昭和34年(1959年)創刊の総合週刊誌「週刊文春」の紹介サイトです。最新号やバックナンバーから、いくつか記事を掲載していきます。各号の目次や定期購読のご案内も掲載しています。

《鎌倉殿の“善児”怪演》「第1話から『首チョンパ』」俳優・梶原善(56)に盟友・三谷幸喜がつけた注文

「文藝春秋」10月号「巻頭随筆」より

2022/09/11

「事を成すごとにトレンド入り、恐ろしや」

「善、大変なことになっているよ!」

 NHK大河ドラマ『鎌倉殿の13人』の放送後、三谷幸喜さんからそんなメールが届いた。僕が演じた善児が、SNSで話題になっているとか。驚きつつも人を殺めている身なもんで「ええっそうなんですか、でもそんなに盛り上がられても……」と、そっけなく返事をしたと思う。

 善児を演じるにあたり三谷さんからの注文は「殺気がなく、とても殺し屋にみえないけど、いざとなったら殺気みなぎる感じ」。善児にとっては、庭の草むしりも人を殺めることも同じテンションで「へえ」と、仕事を淡々と実行する。出番を重ねるうちに、三谷さんから「とうとうトレンド1位になっちゃったよ!」と、またメールが届く。「事を成すごとにトレンド入り、恐ろしや」と返事をした。

架空の人物・善児を演じた ©NHK

 実は第5話の台本を読んだときは愕然とした。義時の兄の宗時を手にかける事に、「ええ宗時兄ちゃんを俺がぁー……」。宗時は北条家を盛り立ててよく頑張っていたのに。片岡愛之助さんのお芝居も前へ前へ向かって行く感じが大好きだったから、まさか善児が! 当の善の方は本当にショックだった。撮影現場で共演者の方に久しぶりに会えるのは凄く嬉しい。が、今回ばかりはそうも言っていられない。善児との出会いは即ち別れ、殺められてしまう……。
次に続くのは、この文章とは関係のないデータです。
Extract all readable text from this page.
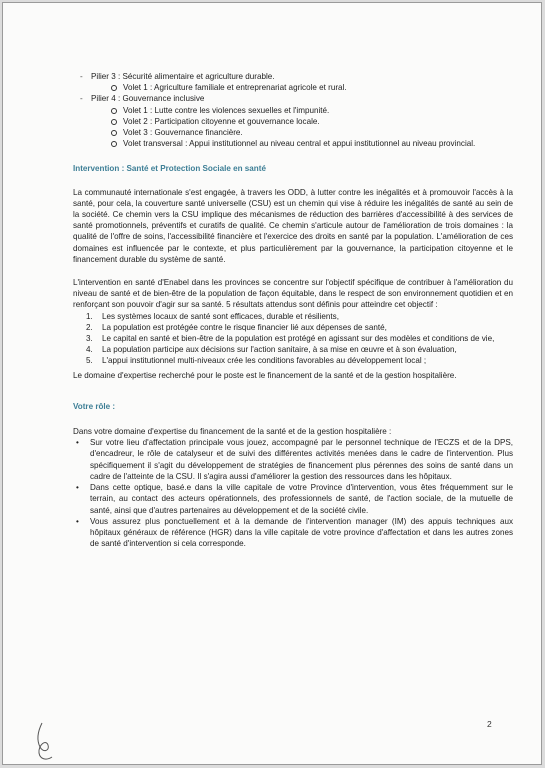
- Pilier 3 : Sécurité alimentaire et agriculture durable.
Volet 1 : Agriculture familiale et entreprenariat agricole et rural.
- Pilier 4 : Gouvernance inclusive
Volet 1 : Lutte contre les violences sexuelles et l'impunité.
Volet 2 : Participation citoyenne et gouvernance locale.
Volet 3 : Gouvernance financière.
Volet transversal : Appui institutionnel au niveau central et appui institutionnel au niveau provincial.
Intervention : Santé et Protection Sociale en santé

La communauté internationale s'est engagée, à travers les ODD, à lutter contre les inégalités et à promouvoir l'accès à la santé, pour cela, la couverture santé universelle (CSU) est un chemin qui vise à réduire les inégalités de santé au sein de la société. Ce chemin vers la CSU implique des mécanismes de réduction des barrières d'accessibilité à des services de santé promotionnels, préventifs et curatifs de qualité. Ce chemin s'articule autour de l'amélioration de trois domaines : la qualité de l'offre de soins, l'accessibilité financière et l'exercice des droits en santé par la population. L'amélioration de ces domaines est influencée par le contexte, et plus particulièrement par la gouvernance, la participation citoyenne et le financement durable du système de santé.

L'intervention en santé d'Enabel dans les provinces se concentre sur l'objectif spécifique de contribuer à l'amélioration du niveau de santé et de bien-être de la population de façon équitable, dans le respect de son environnement quotidien et en renforçant son pouvoir d'agir sur sa santé. 5 résultats attendus sont définis pour atteindre cet objectif :

1. Les systèmes locaux de santé sont efficaces, durable et résilients,
2. La population est protégée contre le risque financier lié aux dépenses de santé,
3. Le capital en santé et bien-être de la population est protégé en agissant sur des modèles et conditions de vie,
4. La population participe aux décisions sur l'action sanitaire, à sa mise en œuvre et à son évaluation,
5. L'appui institutionnel multi-niveaux crée les conditions favorables au développement local ;

Le domaine d'expertise recherché pour le poste est le financement de la santé et de la gestion hospitalière.

Votre rôle :

Dans votre domaine d'expertise du financement de la santé et de la gestion hospitalière :

• Sur votre lieu d'affectation principale vous jouez, accompagné par le personnel technique de l'ECZS et de la DPS, d'encadreur, le rôle de catalyseur et de suivi des différentes activités menées dans le cadre de l'intervention. Plus spécifiquement il s'agit du développement de stratégies de financement plus pérennes des soins de santé dans un cadre de l'atteinte de la CSU. Il s'agira aussi d'améliorer la gestion des ressources dans les hôpitaux.
• Dans cette optique, basé.e dans la ville capitale de votre Province d'intervention, vous êtes fréquemment sur le terrain, au contact des acteurs opérationnels, des professionnels de santé, de l'action sociale, de la mutuelle de santé, ainsi que d'autres partenaires au développement et de la société civile.
• Vous assurez plus ponctuellement et à la demande de l'intervention manager (IM) des appuis techniques aux hôpitaux généraux de référence (HGR) dans la ville capitale de votre province d'affectation et dans les autres zones de santé d'intervention si cela corresponde.
2
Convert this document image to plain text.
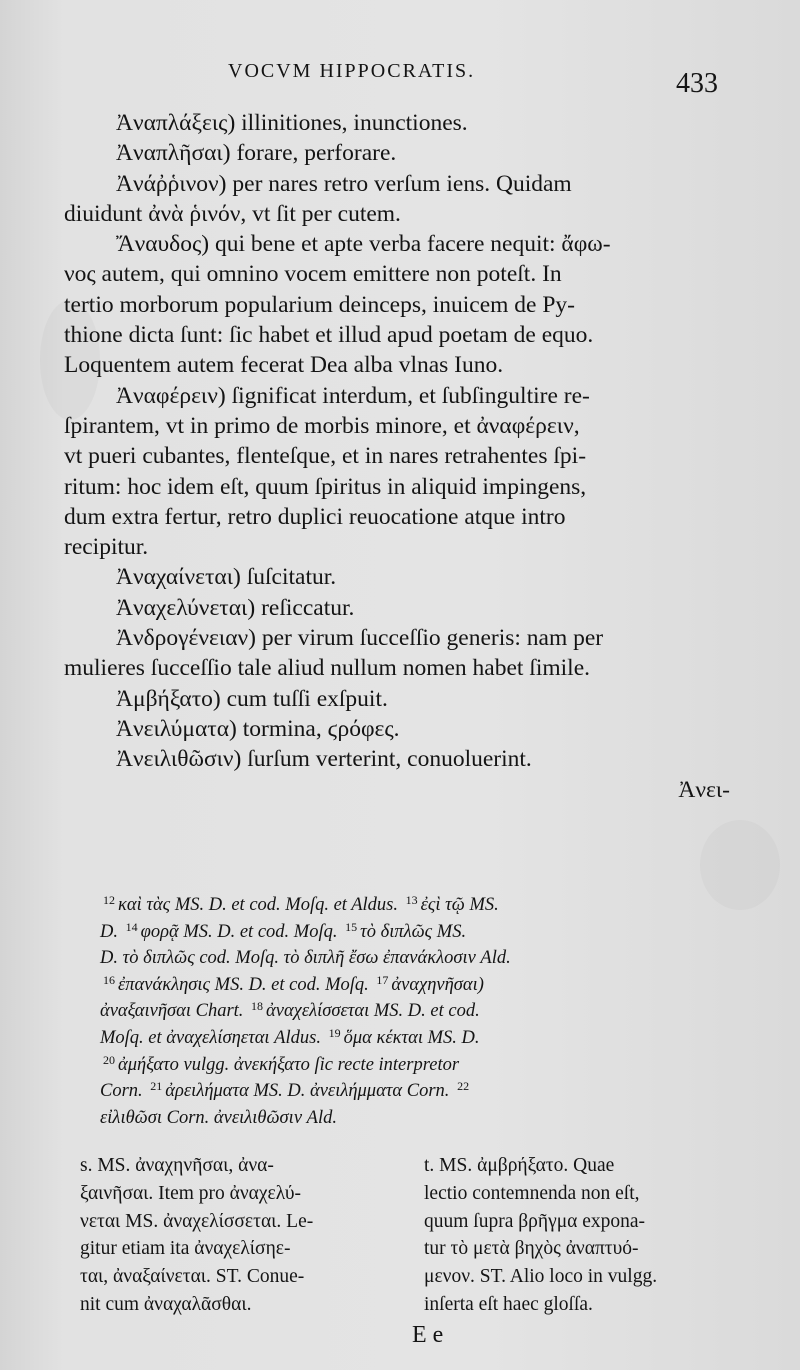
VOCVM HIPPOCRATIS.	433
Ἀναπλάξεις) illinitiones, inunctiones.
Ἀναπλῆσαι) forare, perforare.
Ἀνάῤῥινον) per nares retro verſum iens. Quidam
diuidunt ἀνὰ ῥινόν, vt ſit per cutem.
Ἄναυδος) qui bene et apte verba facere nequit: ἄφω-
νος autem, qui omnino vocem emittere non poteſt. In
tertio morborum popularium deinceps, inuicem de Py-
thione dicta ſunt: ſic habet et illud apud poetam de equo.
Loquentem autem fecerat Dea alba vlnas Iuno.
Ἀναφέρειν) ſignificat interdum, et ſubſingultire re-
ſpirantem, vt in primo de morbis minore, et ἀναφέρειν,
vt pueri cubantes, flenteſque, et in nares retrahentes ſpi-
ritum: hoc idem eſt, quum ſpiritus in aliquid impingens,
dum extra fertur, retro duplici reuocatione atque intro
recipitur.
Ἀναχαίνεται) ſuſcitatur.
Ἀναχελύνεται) reſiccatur.
Ἀνδρογένειαν) per virum ſucceſſio generis: nam per
mulieres ſucceſſio tale aliud nullum nomen habet ſimile.
Ἀμβήξατο) cum tuſſi exſpuit.
Ἀνειλύματα) tormina, ϛρόφες.
Ἀνειλιθῶσιν) ſurſum verterint, conuoluerint.
Ἀνει-
$^{12}$ καὶ τὰς MS. D. et cod. Moſq. et Aldus. $^{13}$ ἐςὶ τῷ MS.
D. $^{14}$ φορᾷ MS. D. et cod. Moſq. $^{15}$ τὸ διπλῶς MS.
D. τὸ διπλῶς cod. Moſq. τὸ διπλῆ ἔσω ἐπανάκλοσιν Ald.
$^{16}$ ἐπανάκλησις MS. D. et cod. Moſq. $^{17}$ ἀναχηνῆσαι)
ἀναξαινῆσαι Chart. $^{18}$ ἀναχελίσσεται MS. D. et cod.
Moſq. et ἀναχελίσηεται Aldus. $^{19}$ ὅμα κέκται MS. D.
$^{20}$ ἀμήξατο vulgg. ἀνεκήξατο ſic recte interpretor
Corn. $^{21}$ ἀρειλήματα MS. D. ἀνειλήμματα Corn. $^{22}$
εἰλιθῶσι Corn. ἀνειλιθῶσιν Ald.
s. MS. ἀναχηνῆσαι, ἀνα-
ξαινῆσαι. Item pro ἀναχελύ-
νεται MS. ἀναχελίσσεται. Le-
gitur etiam ita ἀναχελίσηε-
ται, ἀναξαίνεται. ST. Conue-
nit cum ἀναχαλᾶσθαι.
t. MS. ἀμβρήξατο. Quae
lectio contemnenda non eſt,
quum ſupra βρῆγμα expona-
tur τὸ μετὰ βηχὸς ἀναπτυό-
μενον. ST. Alio loco in vulgg.
inſerta eſt haec gloſſa.
E e
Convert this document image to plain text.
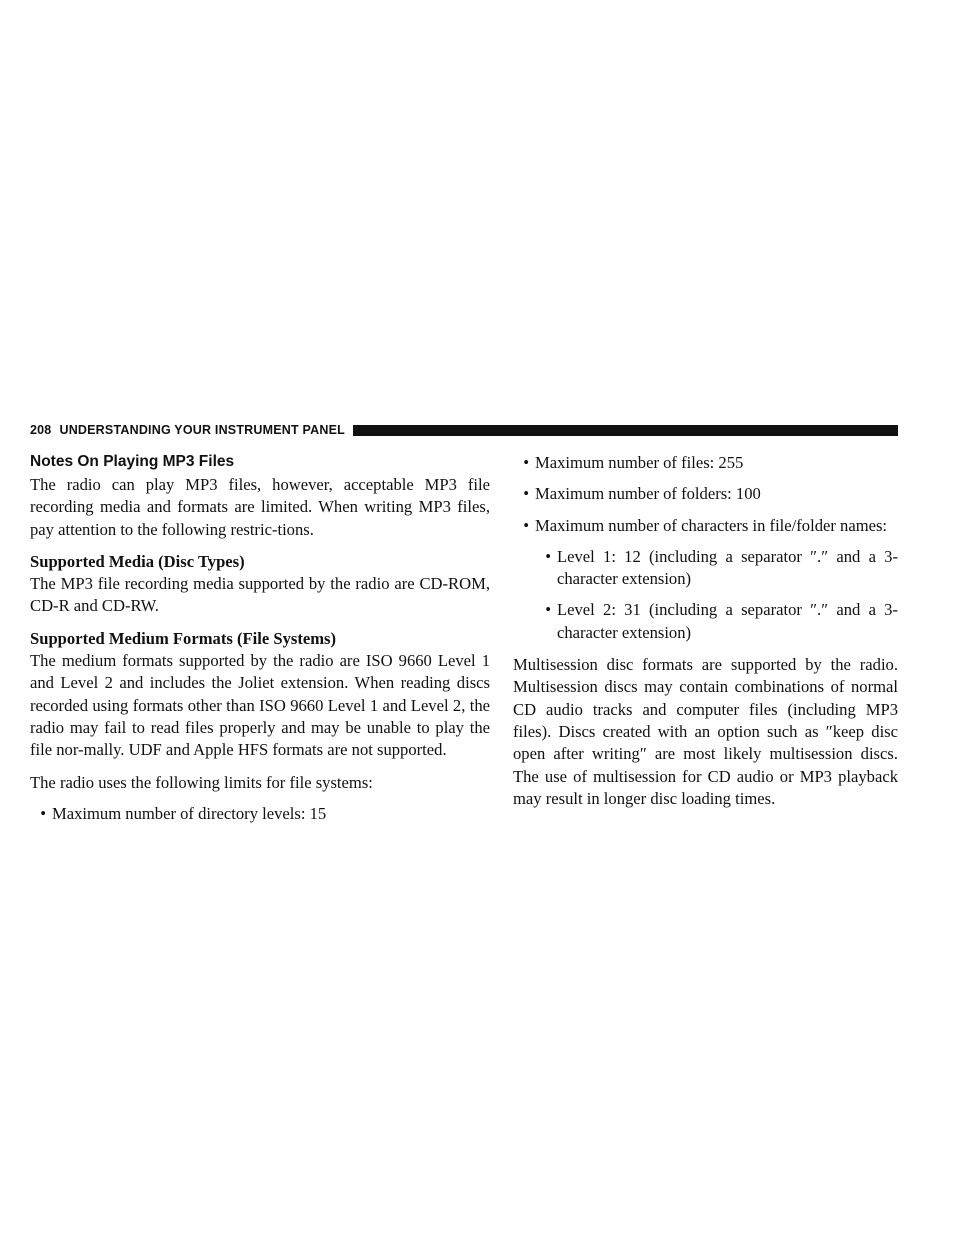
208 UNDERSTANDING YOUR INSTRUMENT PANEL
Notes On Playing MP3 Files

The radio can play MP3 files, however, acceptable MP3 file recording media and formats are limited. When writing MP3 files, pay attention to the following restric-tions.

Supported Media (Disc Types)

The MP3 file recording media supported by the radio are CD-ROM, CD-R and CD-RW.

Supported Medium Formats (File Systems)

The medium formats supported by the radio are ISO 9660 Level 1 and Level 2 and includes the Joliet extension. When reading discs recorded using formats other than ISO 9660 Level 1 and Level 2, the radio may fail to read files properly and may be unable to play the file nor-mally. UDF and Apple HFS formats are not supported.

The radio uses the following limits for file systems:

• Maximum number of directory levels: 15
• Maximum number of files: 255
• Maximum number of folders: 100
• Maximum number of characters in file/folder names:
• Level 1: 12 (including a separator ″.″ and a 3-character extension)
• Level 2: 31 (including a separator ″.″ and a 3-character extension)

Multisession disc formats are supported by the radio. Multisession discs may contain combinations of normal CD audio tracks and computer files (including MP3 files). Discs created with an option such as ″keep disc open after writing″ are most likely multisession discs. The use of multisession for CD audio or MP3 playback may result in longer disc loading times.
撮影が終わるごとに本当に亡くなったわけではないが共演者の冥福を祈った。

殺し屋の怪演が話題に ©NHK

 全ての撮影が終わって数日は善児が体から離れなかった。白状すると、ちょっと寂しかったのかもしれない。もっとも共演者の山本耕史くんは「善児が抜けないのはマズいですね。早く抜いて下さい」と心配してくれたが。そのあと善児はふらーっとどっかへ行ってしまった――。